I have discovered that our fridge is not on the 12v disconnect switch located in the front bay. Is this standard practice for Alliance? Ran the battery down because I thought that disconnect shut off ALL dc power to the distribution panel inside.
 

darrell

Well-known member
Some things are powered before the disconnect for safety reasons, but I am not sure why the fridge would be wired that way. I cannot speak to whether is it normal, but I would not expect that.
 
Yes, I know its not on the disconnect. My question is, is this the normal configuration or was this a wiring mistake made at the factory?
 

1911LVR

Active member
Discovered my 37MBR is the same way. It's using a separate 20A fuse in the front compartment. I was curious about what the other connections were, now I know.
 

darrell

Well-known member
Personally, I would not want a large load on the safety side of the disconnect switch. If they are wiring the fridge that way on purpose, it is my opinion they are doing it wrong. I prefer to have as much battery capacity available to safety devices when the disconnect is in operation.
 
I completely understand the safety stuff being connected. I am only asking because we just bought our Alliance and we are having some warranty work done soon, and if this is a wiring mistake we want it corrected while its in the shop for the other issues.
 

darrell

Well-known member
If it were mine, I would move the fridge to the switched side of the disconnect switch. I would characterize it as a mistake, but Alliance appears to believe it is not. If that is true, you will have to pay or the change or do it yourself if you want it done differently.
 

Oregon_Camper

Forum Admin
Staff member
Personally, I would not want a large load on the safety side of the disconnect switch. If they are wiring the fridge that way on purpose, it is my opinion they are doing it wrong. I prefer to have as much battery capacity available to safety devices when the disconnect is in operation.
Well, 5-6 amp (while compressor is running) is not a large load. The jacks will pull 50-60amps under load.
 

Oregon_Camper

Forum Admin
Staff member
If it were mine, I would move the fridge to the switched side of the disconnect switch.
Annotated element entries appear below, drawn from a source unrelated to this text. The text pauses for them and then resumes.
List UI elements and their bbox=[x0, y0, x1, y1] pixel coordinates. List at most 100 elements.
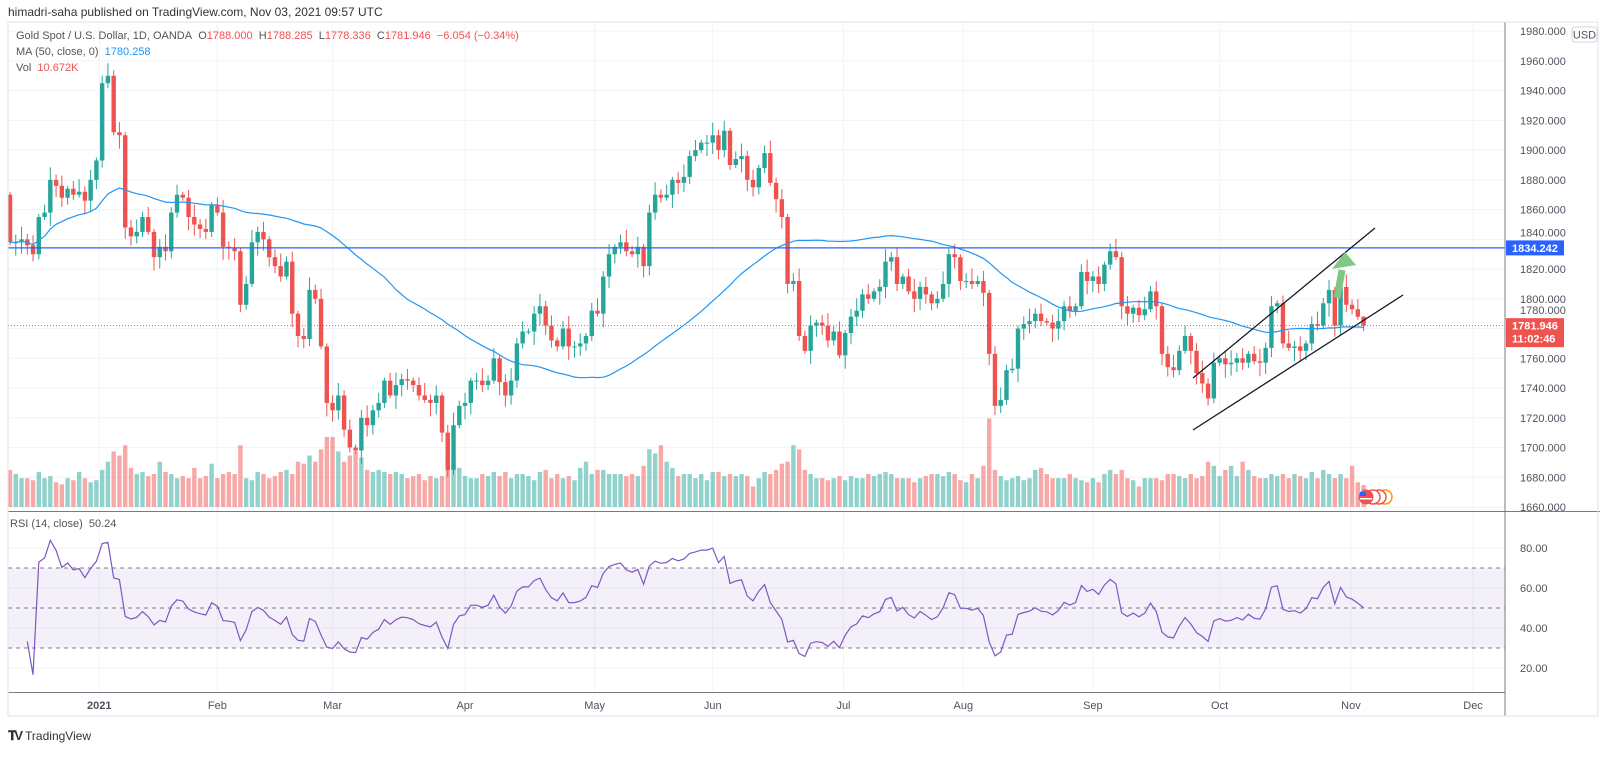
candle-body bbox=[773, 182, 779, 200]
candle bbox=[1010, 358, 1015, 374]
candle-body bbox=[1263, 347, 1268, 363]
candle-body bbox=[468, 380, 473, 403]
candle-body bbox=[382, 380, 387, 403]
volume-bar bbox=[722, 476, 727, 507]
candle bbox=[359, 410, 364, 464]
volume-bar bbox=[1223, 469, 1228, 507]
candle-body bbox=[866, 294, 871, 299]
candle bbox=[779, 189, 785, 229]
currency-badge[interactable]: USD bbox=[1571, 26, 1598, 43]
event-flags-icon[interactable] bbox=[1358, 489, 1393, 505]
candle bbox=[1056, 308, 1061, 340]
volume-bar bbox=[7, 469, 13, 507]
volume-bar bbox=[526, 476, 531, 507]
volume-bar bbox=[25, 478, 30, 507]
volume-bar bbox=[1349, 465, 1355, 507]
candle bbox=[186, 189, 191, 231]
candle bbox=[295, 310, 301, 348]
candle-body bbox=[128, 227, 134, 237]
volume-bar bbox=[428, 476, 433, 507]
candle bbox=[203, 218, 209, 240]
candle-body bbox=[606, 254, 612, 277]
channel-lower-trendline[interactable] bbox=[1192, 294, 1404, 431]
volume-bar bbox=[670, 467, 675, 507]
candle-body bbox=[814, 322, 819, 326]
volume-bar bbox=[284, 469, 289, 507]
candle bbox=[935, 291, 940, 309]
candle bbox=[825, 313, 831, 348]
candle bbox=[1136, 300, 1142, 323]
tradingview-logo[interactable]: 𝐓V TradingView bbox=[8, 728, 91, 744]
volume-bar bbox=[416, 474, 422, 507]
candle-body bbox=[618, 242, 623, 247]
volume-bar bbox=[1275, 476, 1280, 507]
candle bbox=[606, 244, 612, 288]
candle-body bbox=[595, 310, 600, 314]
rsi-line bbox=[26, 538, 1364, 675]
candle bbox=[894, 247, 900, 292]
candle bbox=[220, 200, 226, 261]
rsi-legend: RSI (14, close) 50.24 bbox=[10, 518, 116, 530]
candle bbox=[301, 328, 306, 349]
candle bbox=[710, 122, 715, 154]
candle-body bbox=[232, 248, 237, 252]
volume-bar bbox=[197, 478, 203, 507]
candle bbox=[1344, 274, 1349, 312]
candle bbox=[416, 377, 422, 401]
candle bbox=[975, 275, 980, 287]
candle-body bbox=[1286, 343, 1291, 348]
candle bbox=[560, 320, 566, 350]
candle bbox=[802, 330, 808, 354]
candle-body bbox=[1027, 321, 1032, 325]
volume-bar bbox=[272, 476, 278, 507]
rsi-axis[interactable]: 20.00 40.00 60.00 80.00 bbox=[1520, 543, 1548, 675]
candle bbox=[330, 395, 335, 422]
candle bbox=[699, 139, 704, 154]
candle-body bbox=[1061, 306, 1067, 322]
volume-bar bbox=[1033, 469, 1038, 507]
volume-bar bbox=[958, 480, 963, 507]
candle bbox=[1246, 350, 1251, 368]
candle-body bbox=[963, 280, 969, 282]
volume-bar bbox=[843, 480, 848, 507]
candle bbox=[232, 238, 237, 261]
ma-label[interactable]: MA (50, close, 0) bbox=[16, 46, 99, 58]
candle bbox=[105, 63, 111, 89]
symbol-title[interactable]: Gold Spot / U.S. Dollar, 1D, OANDA bbox=[16, 30, 193, 42]
candle-body bbox=[295, 313, 301, 336]
candle bbox=[226, 241, 232, 260]
volume-bar bbox=[128, 467, 134, 507]
volume-bar bbox=[687, 474, 692, 507]
candle bbox=[871, 288, 877, 302]
up-arrow-icon[interactable] bbox=[1332, 252, 1356, 299]
candle bbox=[843, 330, 848, 369]
candle bbox=[1361, 316, 1366, 332]
time-axis[interactable]: 2021 Feb Mar Apr May Jun Jul Aug Sep Oct Nov Dec bbox=[87, 700, 1483, 712]
candle-body bbox=[347, 429, 353, 448]
candle bbox=[1038, 303, 1044, 327]
vol-label[interactable]: Vol bbox=[16, 62, 32, 74]
price-tick-label: 1740.000 bbox=[1520, 383, 1566, 395]
candle bbox=[451, 412, 456, 475]
candle bbox=[664, 184, 669, 201]
candle bbox=[739, 143, 744, 173]
price-tick-label: 1860.000 bbox=[1520, 205, 1566, 217]
candle-body bbox=[1119, 257, 1124, 307]
candle-body bbox=[1228, 362, 1234, 365]
volume-bar bbox=[704, 480, 710, 507]
volume-bar bbox=[981, 465, 986, 507]
candle bbox=[906, 268, 911, 295]
rsi-label[interactable]: RSI (14, close) bbox=[10, 518, 83, 530]
candle-body bbox=[336, 395, 341, 411]
candle bbox=[341, 390, 347, 437]
candle bbox=[543, 300, 548, 335]
candle bbox=[336, 382, 341, 420]
price-axis[interactable]: 1660.000 1680.000 1700.000 1720.000 1740.000… bbox=[1520, 26, 1566, 514]
candle-body bbox=[65, 188, 70, 198]
candle-body bbox=[405, 379, 410, 381]
candle-body bbox=[330, 402, 335, 411]
candle bbox=[94, 157, 99, 190]
candle bbox=[635, 236, 641, 268]
candle bbox=[670, 176, 675, 209]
I would characterize it as a mistake, but Alliance appears to believe it is not. If that is true, you will have to pay or the change or do it yourself if you want it done differently.
and when the fuse pops for some unknown reason on the main busbar, then all your frig/freezer items will most likely spoil, unless you notice right away.
 

darrell

Well-known member
Or, you know, your batteries die and your brakes no longer work if a disconnect occurs. How does where your fridge is wired in change whether the fuse pops or not? I am not following your logic here.
 

Oregon_Camper

Forum Admin
Staff member
Or, you know, your batteries die and your brakes no longer work if a disconnect occurs. How does where your fridge is wired in change whether the fuse pops or not? I am not following your logic here.
You need a better battery bank, if they are dead if/when the trailer 7-pin comes disconnected.
 

darrell

Well-known member
You are making some pretty big assumptions there about my setup just based on a recommendation I made for someone else's trailer. We disagree. it is ok that we disagree.
 

Socal-Paul

Well-known member
Our refer runs with the disconnect switch off which is the way all our rigs have been set up by the factory. If I'm getting ready for a trip the switch is turned off to remove any other loads which maybe running with the switch on, I do not have power where the rig is stored. While out if we take a road trip for a day or two the switch is also shut off. If you want it both ways I would guess a switch on the negative would do the trick.